A historic ferry route that connected Shikoku and the Honshu main island for more than a century ended on Dec. 15, as many people waited in line at both ports to buy a ticket for the final voyage.

“I wanted to show my grandchild the view from the ferry that I used to ride to work,” said Toshiyuki Tokuno, 69, of Imabari, Ehime Prefecture, who came with his 9-year-old grandchild. “I feel really sad."

The last ferry departed at 7:50 p.m. from Takamatsu Port, as many people waved goodbye from the dock.

The Uko route that served as part of the 1964 Tokyo Olympic torch relay route will be sorely missed by locals who have fond memories from their youths and of the piping hot “udon” noodles served on board.

The route opened in 1910 as a central government project to connect Takamatsu Port in Kagawa Prefecture in Shikoku with Uno Port in Tamano, Okayama Prefecture, on the Honshu side.

The route immediately became a regular major line with 24-hour ferry services operated by the Japanese National Railways (JNR), today’s Shikoku Railway Co. (JR Shikoku), and private companies.

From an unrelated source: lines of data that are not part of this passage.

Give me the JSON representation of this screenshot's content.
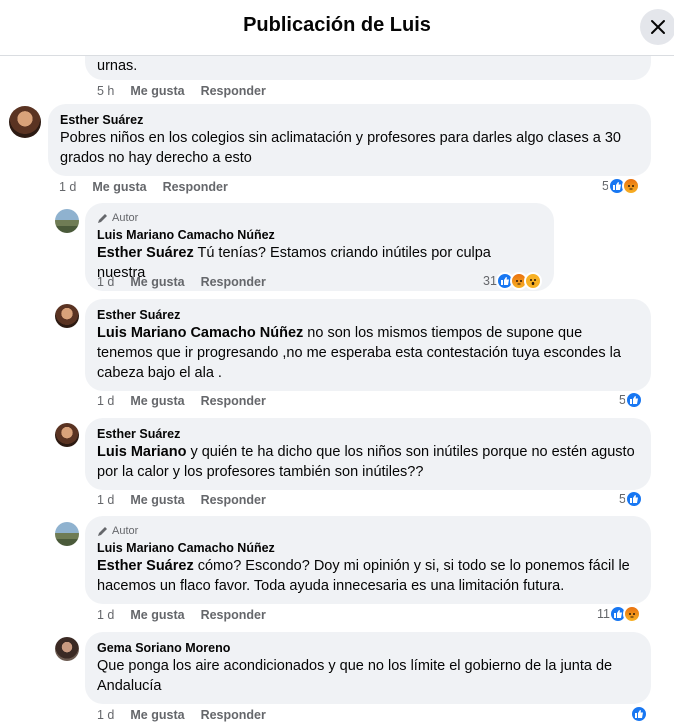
{
  "header": {
    "title": "Publicación de Luis"
  },
  "colors": {
    "like": "#1877f2",
    "angry": "#e9710f",
    "wow": "#f7b125",
    "bubble": "#f0f2f5"
  },
  "actions": {
    "like": "Me gusta",
    "reply": "Responder",
    "author_badge": "Autor"
  },
  "comments": [
    {
      "text": "urnas.",
      "time": "5 h"
    },
    {
      "name": "Esther Suárez",
      "text": "Pobres niños en los colegios sin aclimatación y profesores para darles algo clases a 30 grados no hay derecho a esto",
      "time": "1 d",
      "reaction_count": "5"
    },
    {
      "name": "Luis Mariano Camacho Núñez",
      "mention": "Esther Suárez",
      "text": " Tú tenías? Estamos criando inútiles por culpa nuestra",
      "time": "1 d",
      "reaction_count": "31"
    },
    {
      "name": "Esther Suárez",
      "mention": "Luis Mariano Camacho Núñez",
      "text": " no son los mismos tiempos de supone que tenemos que ir progresando ,no me esperaba esta contestación tuya escondes la cabeza bajo el ala .",
      "time": "1 d",
      "reaction_count": "5"
    },
    {
      "name": "Esther Suárez",
      "mention": "Luis Mariano",
      "text": " y quién te ha dicho que los niños son inútiles porque no estén agusto por la calor y los profesores también son inútiles??",
      "time": "1 d",
      "reaction_count": "5"
    },
    {
      "name": "Luis Mariano Camacho Núñez",
      "mention": "Esther Suárez",
      "text": " cómo? Escondo? Doy mi opinión y si, si todo se lo ponemos fácil le hacemos un flaco favor. Toda ayuda innecesaria es una limitación futura.",
      "time": "1 d",
      "reaction_count": "11"
    },
    {
      "name": "Gema Soriano Moreno",
      "text": "Que ponga los aire acondicionados y que no los límite el gobierno de la junta de Andalucía",
      "time": "1 d"
    }
  ]
}
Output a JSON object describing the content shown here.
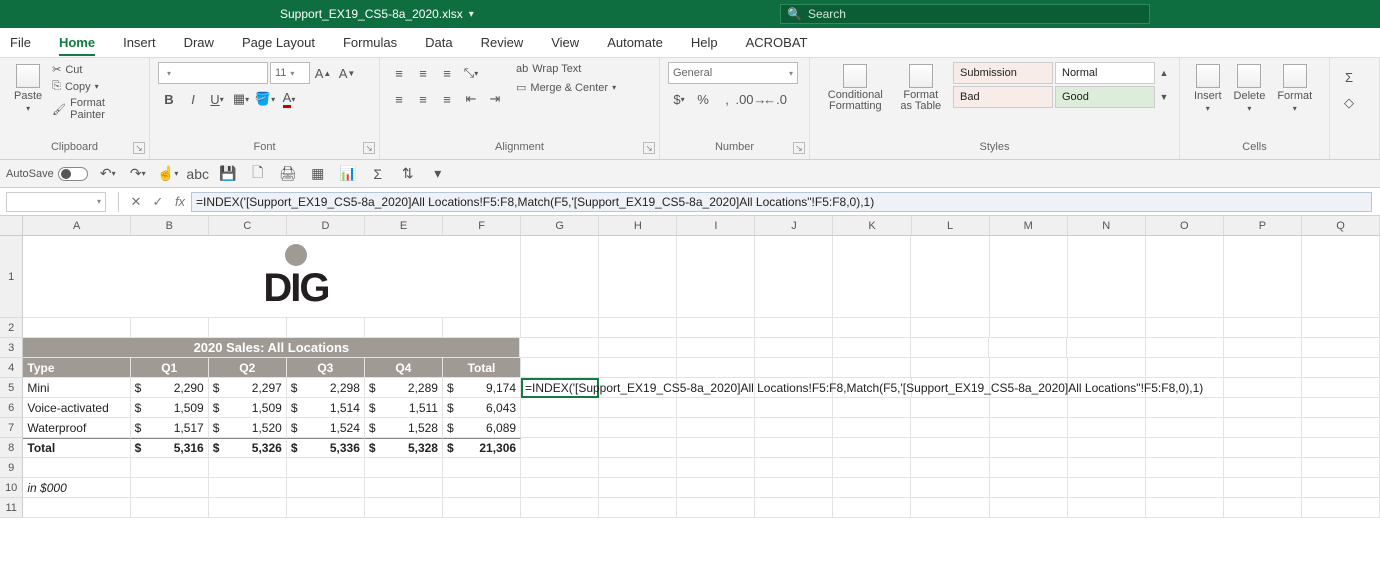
{
  "title": {
    "filename": "Support_EX19_CS5-8a_2020.xlsx"
  },
  "search": {
    "placeholder": "Search"
  },
  "tabs": [
    "File",
    "Home",
    "Insert",
    "Draw",
    "Page Layout",
    "Formulas",
    "Data",
    "Review",
    "View",
    "Automate",
    "Help",
    "ACROBAT"
  ],
  "active_tab": "Home",
  "ribbon": {
    "clipboard": {
      "paste": "Paste",
      "cut": "Cut",
      "copy": "Copy",
      "painter": "Format Painter",
      "label": "Clipboard"
    },
    "font": {
      "size": "11",
      "label": "Font"
    },
    "align": {
      "wrap": "Wrap Text",
      "merge": "Merge & Center",
      "label": "Alignment"
    },
    "number": {
      "format": "General",
      "label": "Number"
    },
    "styles": {
      "cond": "Conditional Formatting",
      "fast": "Format as Table",
      "cells": {
        "a": "Submission",
        "b": "Normal",
        "c": "Bad",
        "d": "Good"
      },
      "label": "Styles"
    },
    "cells": {
      "insert": "Insert",
      "delete": "Delete",
      "format": "Format",
      "label": "Cells"
    }
  },
  "quick": {
    "autosave": "AutoSave"
  },
  "fbar": {
    "formula": "=INDEX('[Support_EX19_CS5-8a_2020]All Locations!F5:F8,Match(F5,'[Support_EX19_CS5-8a_2020]All Locations\"!F5:F8,0),1)"
  },
  "columns": [
    "A",
    "B",
    "C",
    "D",
    "E",
    "F",
    "G",
    "H",
    "I",
    "J",
    "K",
    "L",
    "M",
    "N",
    "O",
    "P",
    "Q"
  ],
  "sheet": {
    "title": "2020 Sales: All Locations",
    "headers": {
      "type": "Type",
      "q1": "Q1",
      "q2": "Q2",
      "q3": "Q3",
      "q4": "Q4",
      "total": "Total"
    },
    "rows": [
      {
        "type": "Mini",
        "q1": "2,290",
        "q2": "2,297",
        "q3": "2,298",
        "q4": "2,289",
        "total": "9,174"
      },
      {
        "type": "Voice-activated",
        "q1": "1,509",
        "q2": "1,509",
        "q3": "1,514",
        "q4": "1,511",
        "total": "6,043"
      },
      {
        "type": "Waterproof",
        "q1": "1,517",
        "q2": "1,520",
        "q3": "1,524",
        "q4": "1,528",
        "total": "6,089"
      }
    ],
    "total": {
      "label": "Total",
      "q1": "5,316",
      "q2": "5,326",
      "q3": "5,336",
      "q4": "5,328",
      "total": "21,306"
    },
    "note": "in $000",
    "overflow_formula": "=INDEX('[Support_EX19_CS5-8a_2020]All Locations!F5:F8,Match(F5,'[Support_EX19_CS5-8a_2020]All Locations\"!F5:F8,0),1)"
  },
  "chart_data": {
    "type": "table",
    "title": "2020 Sales: All Locations",
    "note": "in $000",
    "columns": [
      "Type",
      "Q1",
      "Q2",
      "Q3",
      "Q4",
      "Total"
    ],
    "rows": [
      [
        "Mini",
        2290,
        2297,
        2298,
        2289,
        9174
      ],
      [
        "Voice-activated",
        1509,
        1509,
        1514,
        1511,
        6043
      ],
      [
        "Waterproof",
        1517,
        1520,
        1524,
        1528,
        6089
      ],
      [
        "Total",
        5316,
        5326,
        5336,
        5328,
        21306
      ]
    ]
  }
}
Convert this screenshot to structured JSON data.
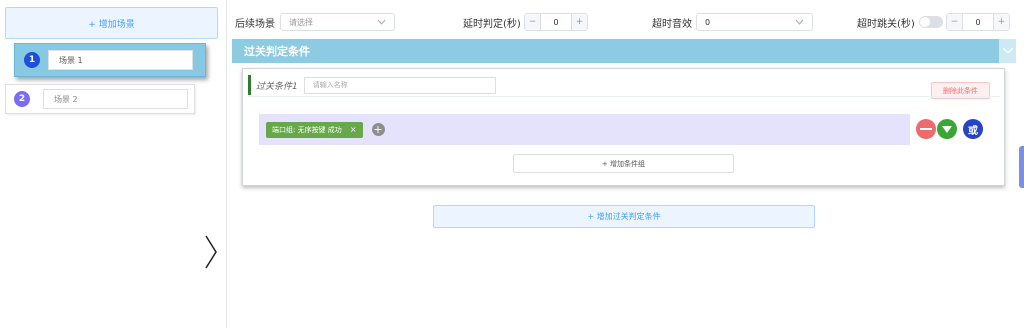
{
  "left": {
    "add_scene_label": "+ 增加场景",
    "scenes": [
      {
        "num": "1",
        "name": "场景 1"
      },
      {
        "num": "2",
        "name": "场景 2"
      }
    ]
  },
  "toolbar": {
    "next_scene_label": "后续场景",
    "next_scene_placeholder": "请选择",
    "delay_label": "延时判定(秒)",
    "delay_value": "0",
    "timeout_sound_label": "超时音效",
    "timeout_sound_value": "0",
    "timeout_jump_label": "超时跳关(秒)",
    "timeout_jump_value": "0",
    "timeout_jump_enabled": false
  },
  "section": {
    "title": "过关判定条件"
  },
  "condition": {
    "title": "过关条件1",
    "name_placeholder": "请输入名称",
    "delete_label": "删除此条件",
    "group_tag": "端口组: 无序按键 成功",
    "tag_close": "×",
    "add_item": "+",
    "or_label": "或",
    "add_group_label": "+ 增加条件组"
  },
  "add_condition_label": "+ 增加过关判定条件",
  "colors": {
    "accent": "#409eff",
    "section_bar": "#8dcbe2",
    "tag_green": "#67a84a",
    "remove_red": "#ef6a6a",
    "move_green": "#3aa635",
    "or_blue": "#2743c7"
  },
  "icons": {
    "collapse_arrow": "chevron-right-icon",
    "section_collapse": "chevron-down-icon",
    "select_chevron": "chevron-down-icon",
    "remove_group": "minus-circle-icon",
    "move_down": "triangle-down-circle-icon"
  }
}
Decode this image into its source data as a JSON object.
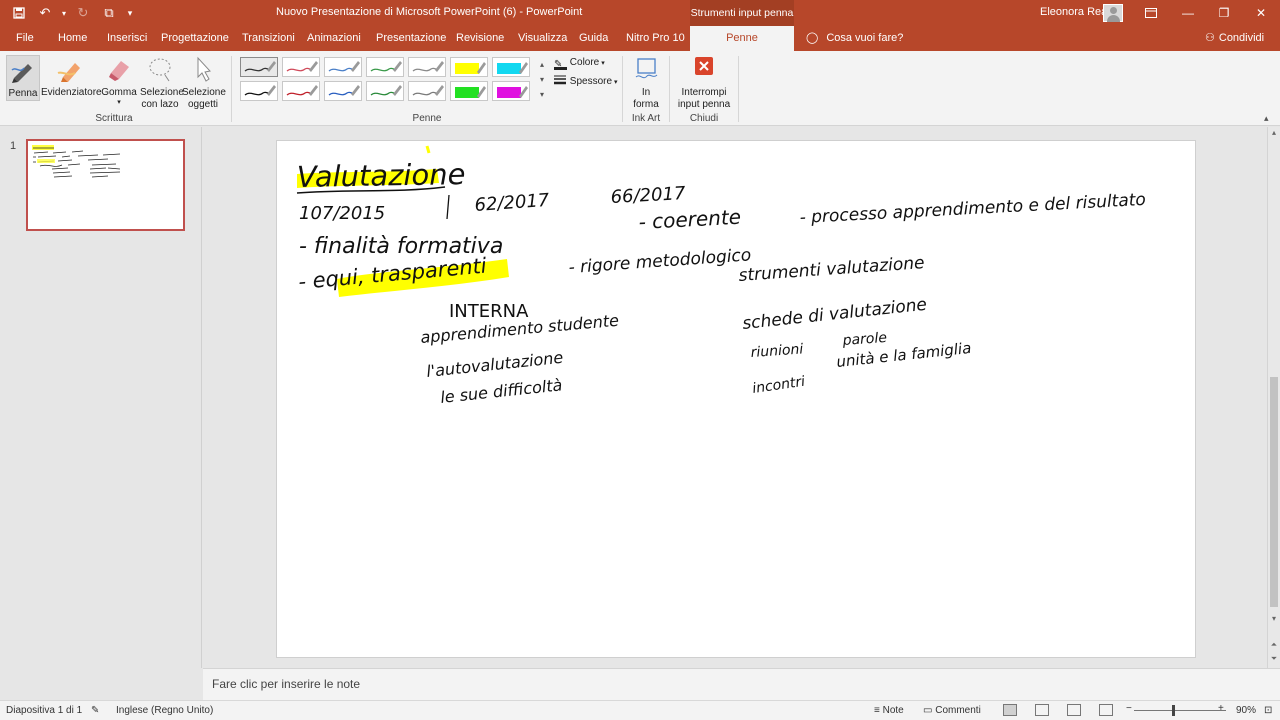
{
  "app": {
    "title": "Nuovo Presentazione di Microsoft PowerPoint (6)  -  PowerPoint",
    "context_tab_title": "Strumenti input penna",
    "user_name": "Eleonora Rea",
    "qat": {
      "save_icon": "save-icon",
      "undo_icon": "undo-icon",
      "redo_icon": "redo-icon",
      "present_icon": "start-from-beginning-icon",
      "customize_icon": "customize-qat-icon"
    },
    "accent_color": "#b7472a"
  },
  "tabs": [
    {
      "label": "File"
    },
    {
      "label": "Home"
    },
    {
      "label": "Inserisci"
    },
    {
      "label": "Progettazione"
    },
    {
      "label": "Transizioni"
    },
    {
      "label": "Animazioni"
    },
    {
      "label": "Presentazione"
    },
    {
      "label": "Revisione"
    },
    {
      "label": "Visualizza"
    },
    {
      "label": "Guida"
    },
    {
      "label": "Nitro Pro 10"
    },
    {
      "label": "Penne"
    }
  ],
  "tell_me": "Cosa vuoi fare?",
  "share": "Condividi",
  "ribbon": {
    "scrittura": {
      "label": "Scrittura",
      "penna": "Penna",
      "evidenziatore": "Evidenziatore",
      "gomma": "Gomma",
      "selezione_lazo_1": "Selezione",
      "selezione_lazo_2": "con lazo",
      "selezione_oggetti_1": "Selezione",
      "selezione_oggetti_2": "oggetti"
    },
    "penne": {
      "label": "Penne",
      "colore": "Colore",
      "spessore": "Spessore",
      "swatches": [
        {
          "color": "#333333",
          "kind": "pen"
        },
        {
          "color": "#d04a5a",
          "kind": "pen"
        },
        {
          "color": "#4a7fc8",
          "kind": "pen"
        },
        {
          "color": "#3a9a4a",
          "kind": "pen"
        },
        {
          "color": "#8a8a8a",
          "kind": "pen"
        },
        {
          "color": "#ffff00",
          "kind": "highlighter"
        },
        {
          "color": "#12d8f0",
          "kind": "highlighter"
        },
        {
          "color": "#111111",
          "kind": "pen"
        },
        {
          "color": "#c0202a",
          "kind": "pen"
        },
        {
          "color": "#2a5fc0",
          "kind": "pen"
        },
        {
          "color": "#2a8a3a",
          "kind": "pen"
        },
        {
          "color": "#7a7a7a",
          "kind": "pen"
        },
        {
          "color": "#22e022",
          "kind": "highlighter"
        },
        {
          "color": "#e010e0",
          "kind": "highlighter"
        }
      ]
    },
    "ink_art": {
      "label": "Ink Art",
      "btn_1": "In",
      "btn_2": "forma"
    },
    "chiudi": {
      "label": "Chiudi",
      "btn_1": "Interrompi",
      "btn_2": "input penna"
    }
  },
  "thumbnails": [
    {
      "number": "1"
    }
  ],
  "slide": {
    "title_ink": "Valutazione",
    "ink_lines": [
      "107/2015",
      "62/2017",
      "66/2017",
      "- finalità formativa",
      "- coerente",
      "- processo apprendimento e del risultato",
      "- equi, trasparenti",
      "- rigore metodologico",
      "strumenti valutazione",
      "INTERNA",
      "apprendimento studente",
      "l'autovalutazione",
      "le sue difficoltà",
      "schede di valutazione",
      "riunioni",
      "parole",
      "incontri",
      "unità e la famiglia"
    ]
  },
  "notes_placeholder": "Fare clic per inserire le note",
  "status": {
    "slide_info": "Diapositiva 1 di 1",
    "language": "Inglese (Regno Unito)",
    "notes": "Note",
    "comments": "Commenti",
    "zoom": "90%"
  }
}
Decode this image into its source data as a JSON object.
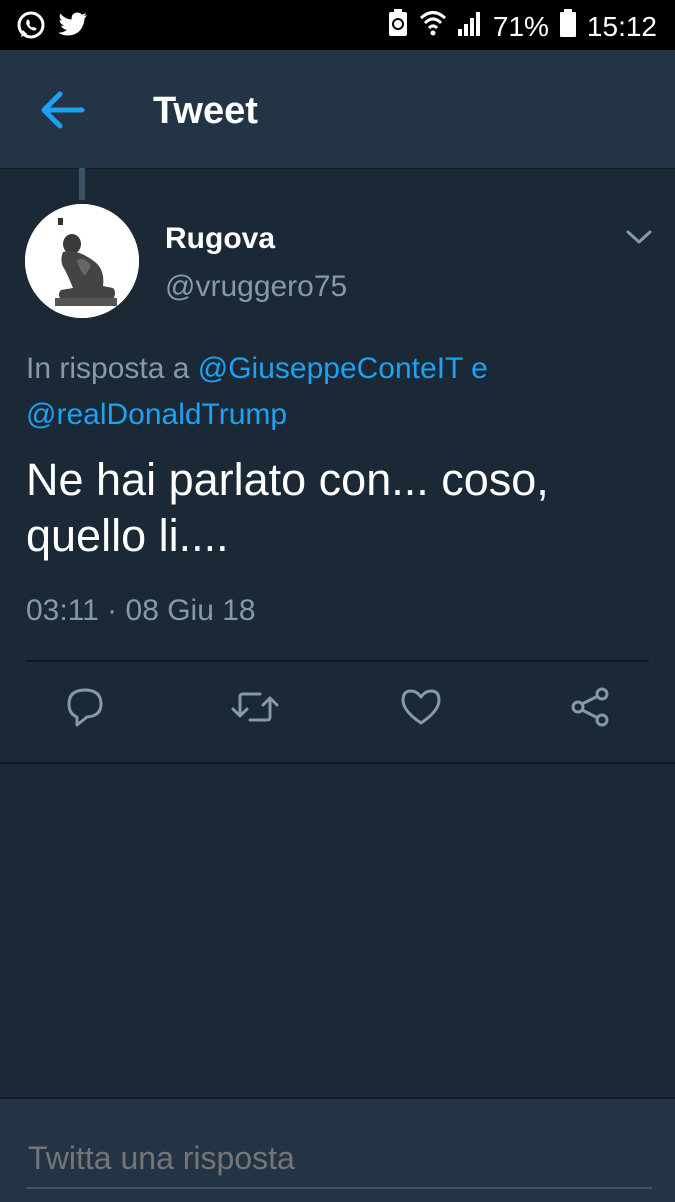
{
  "status_bar": {
    "left_icons": [
      "whatsapp-icon",
      "twitter-icon"
    ],
    "right_icons": [
      "battery-saver-icon",
      "wifi-icon",
      "signal-icon",
      "battery-icon"
    ],
    "battery": "71%",
    "time": "15:12"
  },
  "header": {
    "title": "Tweet",
    "back_icon": "arrow-left-icon"
  },
  "tweet": {
    "display_name": "Rugova",
    "handle": "@vruggero75",
    "reply_prefix": "In risposta a ",
    "mention_1": "@GiuseppeConteIT",
    "reply_join": " e",
    "mention_2": "@realDonaldTrump",
    "text": "Ne hai parlato con... coso, quello li....",
    "timestamp": "03:11 · 08 Giu 18"
  },
  "actions": [
    "reply-icon",
    "retweet-icon",
    "like-icon",
    "share-icon"
  ],
  "composer": {
    "placeholder": "Twitta una risposta"
  },
  "colors": {
    "background": "#1b2836",
    "header": "#243447",
    "accent": "#1da1f2",
    "muted": "#8899a6"
  }
}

In 1988, the Seto-Ohashi bridge was built across small islands in the Seto Island Sea, connecting Okayama and Kagawa prefectures.

JR Shikoku abandoned regular ferry service on the Uko route. Other ferries have seen a decrease in passengers over the years.

Since 2017, only the Shikoku Express Ferry has operated five round trips per day.


On Sept. 21, 1964, the Uko ferry carried the Tokyo Olympic torch and relay members from Takamatsu Port to Uno Port, on a bleak day under heavy leaden gray skies with clouds.

At Takamatsu Port, a ship named the Konpira-maru, decorated with flags, was at anchor, awaiting torch runners to arrive and board.

Nobue Saito, 72, was one of the runners who crossed the sea that day on the ferry operated by Utaka Kokudo Ferry Co.

Saito, a senior at Tamano High School in Tamano, was designated to be a runner by her tennis club coach.

“Why me?” Saito recalled feeling about being selected.

Her classmate, the late Shinya Sato, who belonged to a basketball club, ran as the first torch bearer in Okayama Prefecture. He received the torch at Takamatsu Port.

Saito was one of the 20 runners who accompanied Sato and ran behind him.

In a white half-sleeve T-shirt and shorts, Saito and others boarded the ferry and crossed the 18-kilometer route, which took about an hour.

She said she enjoyed talking with other runners and eating “bento” boxed lunches together.

When the ferry passed near Naoshima island in Kagawa Prefecture, many boys and others welcomed the torch relay members using semaphore flag signs from the island.

“I didn’t understand what that flag signaling meant, but it excited me,” Saito recalled. “It was a memorable page from my youth.”

When the ferry arrived at Uno Port, the relay members ran a few hundred meters to the JNR Uno Station, today’s JR Uno Station, where the second group of runners were waiting.

Hideaki Sato, 73, who was a senior at Tamano Commercial High School, today’s Tamano Commercial and Technical High School in Tamano, took over the torch.

Sato, a resident of Okayama, was captain of the high school track and field club.

The station building was overflowing with people and some were even on the roof, Sato recalled.

“I saw the Konpira-maru entering Uno Port, and I became nervous if I could run the way I was told,” he recalled.


After the 1988 opening, the Seto-Ohashi bridge toll was reduced time and time again, which contributed to the decline of ferry passengers.

But many people, including Saito, hoped to see a revival of the glory days of the ferry route when the torch relay of the 2020 Tokyo Olympics passes through the area next year.

However, Shikoku Express Ferry decided to abandon the last-remaining regular ferry connecting Takamatsu and Uno ports from Dec. 16.

“I used to ride the ferry to go shopping in Takamatsu," Saito said in disappointment. "The last time I used it was about 10 years ago. The suspension (of the ferry service) makes me sad.”

Sato also said he hadn’t used the ferry service in about three years.

“Considering the passenger volume, it was probably inevitable,” he said. “But I wish the ferry would carry the torch at the next Olympics. The halt of (ferry service) arrived too soon.”

The torch relay of the 2020 Tokyo Olympics is expected to pass through Okayama Prefecture from May 20. The torch will travel overland from Hiroshima Prefecture.